I'm leaning towards a binary-chop search but wondered if anyone had any other ideas. Binary-chop is easy in principle but it's often quite difficult to implement in practice because one has to deal with messy boundary conditions. It's also a bit more difficult to create the sorted table necessary automatically and relying on the creator of the table to sort it might be a bit dodgy.
The table looks up ATM addresses (16 bit values) given an IP address (32 bit values), maximum size is of the order of 400 entries.
As a general rule, btree indexing gives efficient look-up; but your description suggests this may be "messy" to set up.
I have another idea, which I need to look into the properties of before deciding whether it's a good idea or a bad one for your application.
That's really (reading below as well) a sort of hash table isn't it, using the first byte of the IP address as the hash key.
[snip]
The issue I need to look into is how much space would be required to store this tree (and also how efficient and/or messy it would be to implement it). Given that the number of actual entries you need to store is about 400, you should not need anything like the superficially apparent 2^32 nodes in total. Only the 400 would lead all the way down to level-4, and all the others would run into a dead end at a higher level.

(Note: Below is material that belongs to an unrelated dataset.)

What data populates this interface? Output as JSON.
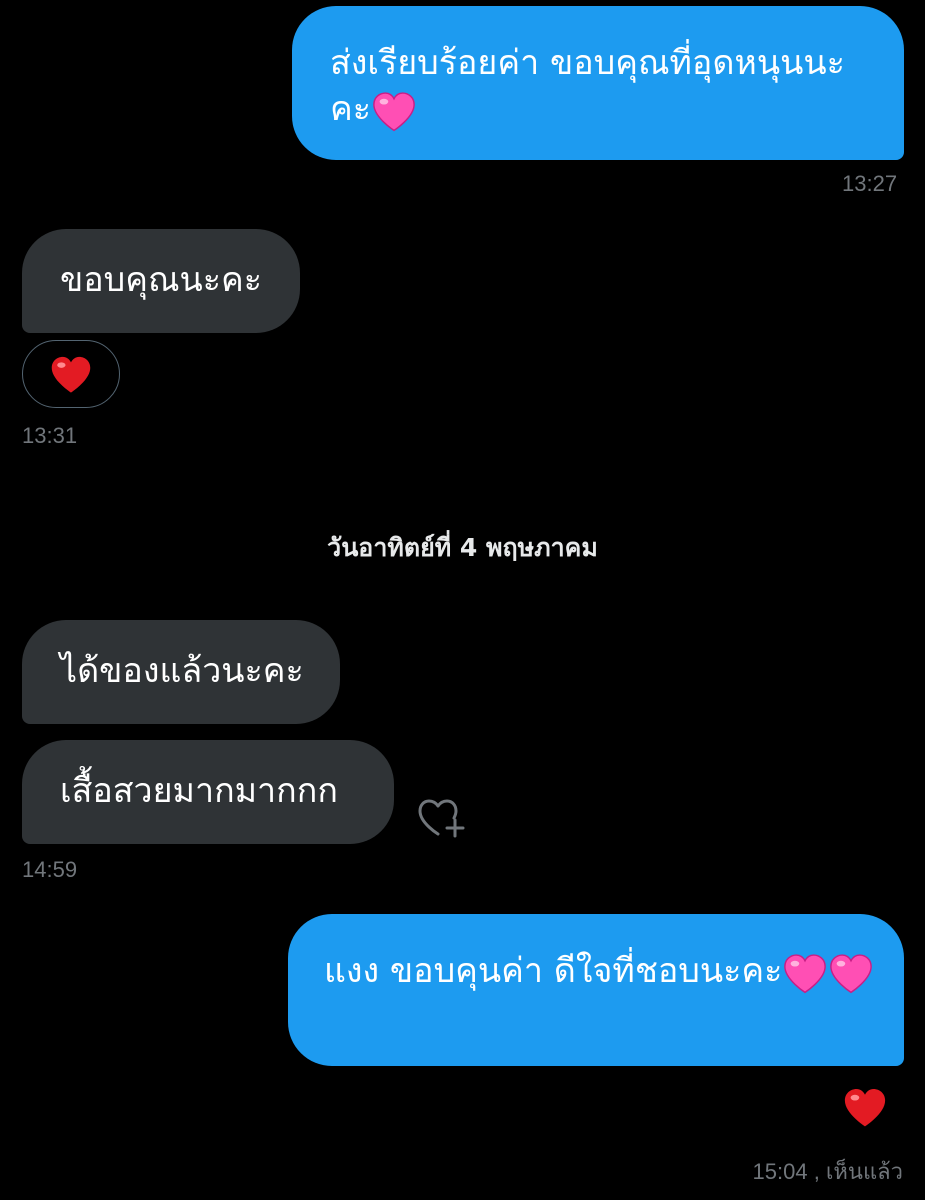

Probably you only need a thousand or two nodes in all to store the tree for 400 level-4 nodes.
As I say, I'll try to look into what this leads to for 400. But you may be interested in the idea.
It's certainly a possibility.
Isn't the worst case where every possible first byte value is present, this gives 256 top level (first byte) pointers (not really possible as some first byte values aren't allowed) so there are 256 * 256 * 4 bytes at the second level. Even that sounds a bit big without going any further. It would also need code to generate it as one certainly isn't going to upload it in that format.
The advantage of a binary chop is that it is quite possible to generate the table in assembler, it's just a matter of finding some way to sort it, preferably pre-assembler.